Remember that you have to be careful when comparing two SAPS values if they correspond to two different benchmark specs. You have to take into account software release effects and other benchmark specs changes. This is like the need to take into account the inflation rates when comparing the value of year 2008 dollars to year 2014 dollars. Current SAPS are heavier than past ones.

SAP Technology Partners

The SAP Technology Partners (a SAP concept) that were actively benchmarking SAPS. Fujitsu sometimes appears alone and sometimes with Siemens, but I’ve grouped both in the count.

 



By CPU family

The Intel Xeon was the dominating family, and this is a constant in the history of SAPS Olympics. AMD Opteron had strong presence.

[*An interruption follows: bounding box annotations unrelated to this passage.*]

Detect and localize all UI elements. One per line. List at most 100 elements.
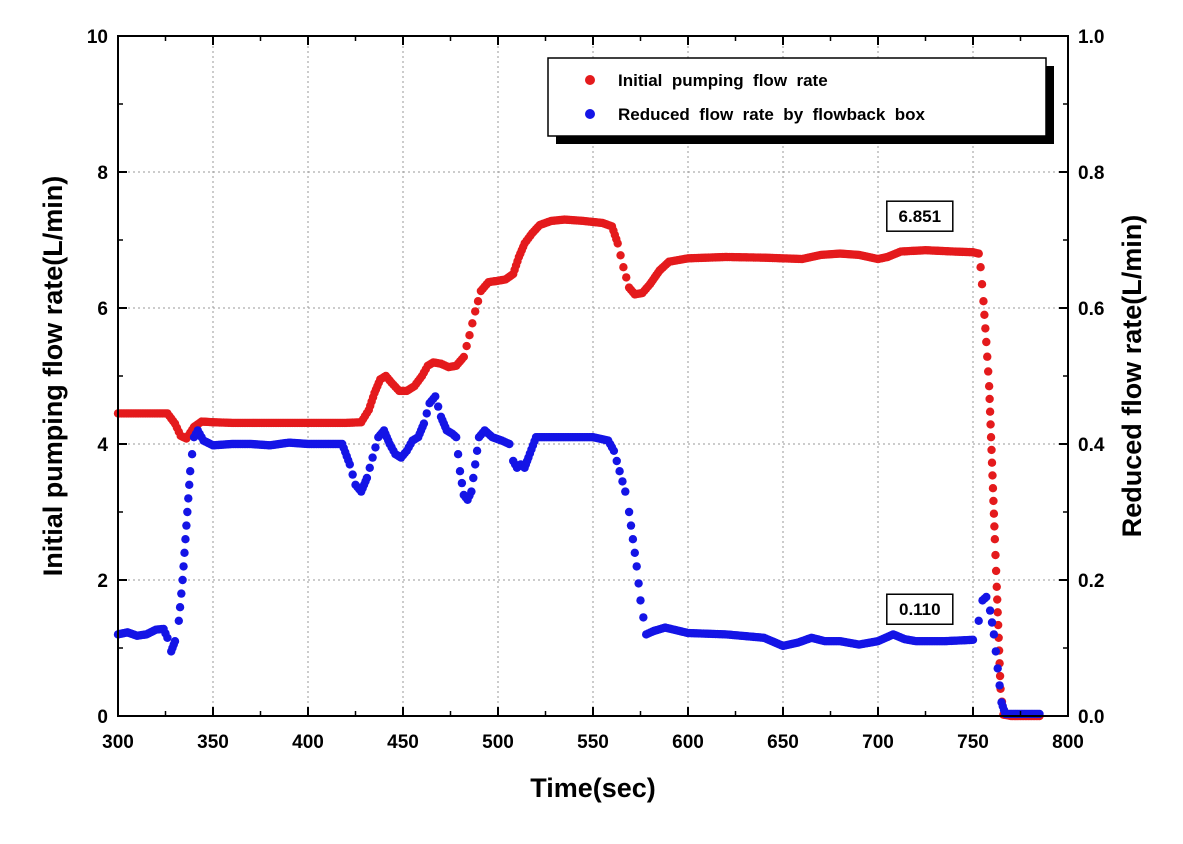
data-point: [628, 535, 638, 544]
x-tick-label: 750: [957, 732, 989, 753]
data-point: [990, 522, 999, 531]
data-point: [991, 647, 1000, 656]
series-layer: [113, 215, 1044, 721]
data-point: [455, 467, 465, 476]
y-left-tick-label: 10: [87, 27, 108, 48]
annotation-reduced-value: 0.110: [886, 593, 954, 625]
data-point: [469, 473, 478, 483]
data-point: [431, 392, 440, 401]
annotation-box: [886, 593, 954, 625]
data-point: [368, 453, 377, 462]
annotations: 6.851 0.110: [886, 200, 954, 625]
data-point: [990, 535, 1000, 544]
data-point: [467, 487, 476, 496]
data-point: [636, 596, 645, 605]
series-reduced-flow: [113, 392, 1044, 719]
axis-tick-labels: 300 350 400 450 500 550 600 650 700 750 800 0 2 4 6 8 10…: [87, 27, 1105, 753]
data-point: [989, 509, 999, 518]
data-point: [980, 310, 989, 319]
data-point: [993, 664, 1002, 673]
data-point: [632, 562, 641, 571]
x-tick-label: 550: [577, 732, 609, 753]
x-axis-title: Time(sec): [530, 773, 656, 803]
data-point: [181, 535, 190, 544]
x-tick-label: 450: [387, 732, 419, 753]
y-left-axis-title: Initial pumping flow rate(L/min): [38, 176, 68, 576]
data-point: [626, 521, 636, 530]
annotation-text: 6.851: [899, 207, 942, 226]
data-point: [473, 297, 483, 306]
legend-label-initial: Initial pumping flow rate: [618, 71, 828, 90]
x-tick-label: 400: [292, 732, 324, 753]
data-point: [371, 443, 380, 452]
data-point: [992, 582, 1001, 591]
data-point: [989, 630, 999, 639]
data-point: [462, 341, 471, 351]
data-point: [175, 603, 185, 612]
data-point: [472, 446, 482, 455]
x-tick-label: 350: [197, 732, 229, 753]
data-point: [979, 297, 988, 306]
data-point: [179, 562, 188, 571]
data-point: [624, 507, 634, 517]
data-point: [178, 575, 187, 585]
data-point: [618, 477, 627, 486]
data-point: [612, 456, 621, 466]
data-point: [985, 407, 995, 416]
data-point: [180, 548, 189, 557]
data-point: [457, 478, 467, 488]
data-point: [993, 608, 1002, 617]
data-point: [609, 446, 619, 455]
legend-marker-reduced: [585, 109, 595, 119]
data-point: [616, 251, 625, 260]
data-point: [634, 579, 643, 588]
data-point: [985, 394, 994, 404]
y-left-tick-label: 4: [97, 435, 108, 456]
data-point: [976, 263, 985, 272]
x-tick-label: 600: [672, 732, 704, 753]
data-point: [186, 467, 195, 476]
grid-lines: [118, 36, 1068, 716]
data-point: [348, 470, 357, 479]
data-point: [989, 496, 998, 506]
data-point: [177, 589, 186, 598]
data-point: [991, 566, 1001, 576]
y-right-tick-label: 0.6: [1078, 299, 1104, 320]
data-point: [433, 402, 443, 411]
y-left-tick-label: 6: [97, 299, 108, 320]
data-point: [345, 460, 354, 469]
data-point: [995, 671, 1005, 681]
data-point: [362, 473, 372, 483]
data-point: [419, 419, 429, 428]
data-point: [993, 595, 1002, 604]
x-tick-label: 800: [1052, 732, 1084, 753]
data-point: [452, 433, 461, 442]
data-point: [459, 352, 468, 362]
data-point: [987, 445, 996, 455]
axis-ticks: [117, 35, 1069, 717]
data-point: [630, 548, 639, 557]
data-point: [619, 263, 628, 272]
data-point: [983, 352, 992, 361]
data-point: [987, 458, 997, 467]
data-point: [185, 480, 194, 489]
y-left-tick-label: 0: [97, 707, 108, 728]
data-point: [986, 433, 996, 442]
data-point: [182, 521, 191, 530]
data-point: [988, 484, 998, 493]
data-point: [453, 450, 463, 459]
data-point: [995, 681, 1004, 690]
data-point: [639, 613, 648, 622]
data-point: [183, 507, 192, 517]
data-point: [465, 331, 474, 340]
data-point: [985, 606, 995, 615]
data-point: [471, 460, 480, 469]
annotation-text: 0.110: [899, 600, 941, 619]
series-initial-pumping: [113, 215, 1044, 721]
data-point: [174, 616, 183, 625]
data-point: [991, 550, 1000, 560]
data-point: [615, 467, 624, 476]
data-point: [622, 273, 631, 282]
data-point: [984, 367, 993, 376]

Intel Itanium was alive, and they were also IBM POWER5, UltraSPARC IV, SPARC64 V, and PA-RISC times.





By Operating System

Operative systems seen: Windows Server 2000 and 2003, IBM AIX 5, Solaris 9, Linux SLES 8, and HP-UX 11.



 

By Relational Database Management System

Relational Database Management Systems seen:  Microsoft SQL Server 2000, IBM DB2 UDB 8 and 9.5, Oracle 9i and SAP DB. All of them transitioning from 32-bit to 64-bit flavors.




Absolute Number of SAPS (SAPS per system)

Gold -> Fujitsu PRIMEPOWER 2500 with 128 SPARC64 V @2080 MHz processors: 105820 SAPS.
Silver-> IBM eServer p5 Model 595 with 64 POWER5 @1900 MHz: 100700 SAPS.
Bronze -> Sun Fire Model E25k with 72 UltraSPARC IV @1200 MHz: 51070 SAPS.
The last ->  Fujitsu Siemens Computers PRIMERGY Model BX300 with 1 Intel Pentium M @1800 MHz: 830 SAPS.



  

 

SAPS per core / per thread

In those days the processor and core terms were managed by marketing and, consequently, blurred and misdefined.  The problem is that sometimes processors are equal to cores, and sometimes they are not. In the SAPS official table the cores (and threads) column are zero, and only the processor column is filled. Thus, I cannot offer a significative analysis unless I take big time analyzing system by system (and that is not in my near scope.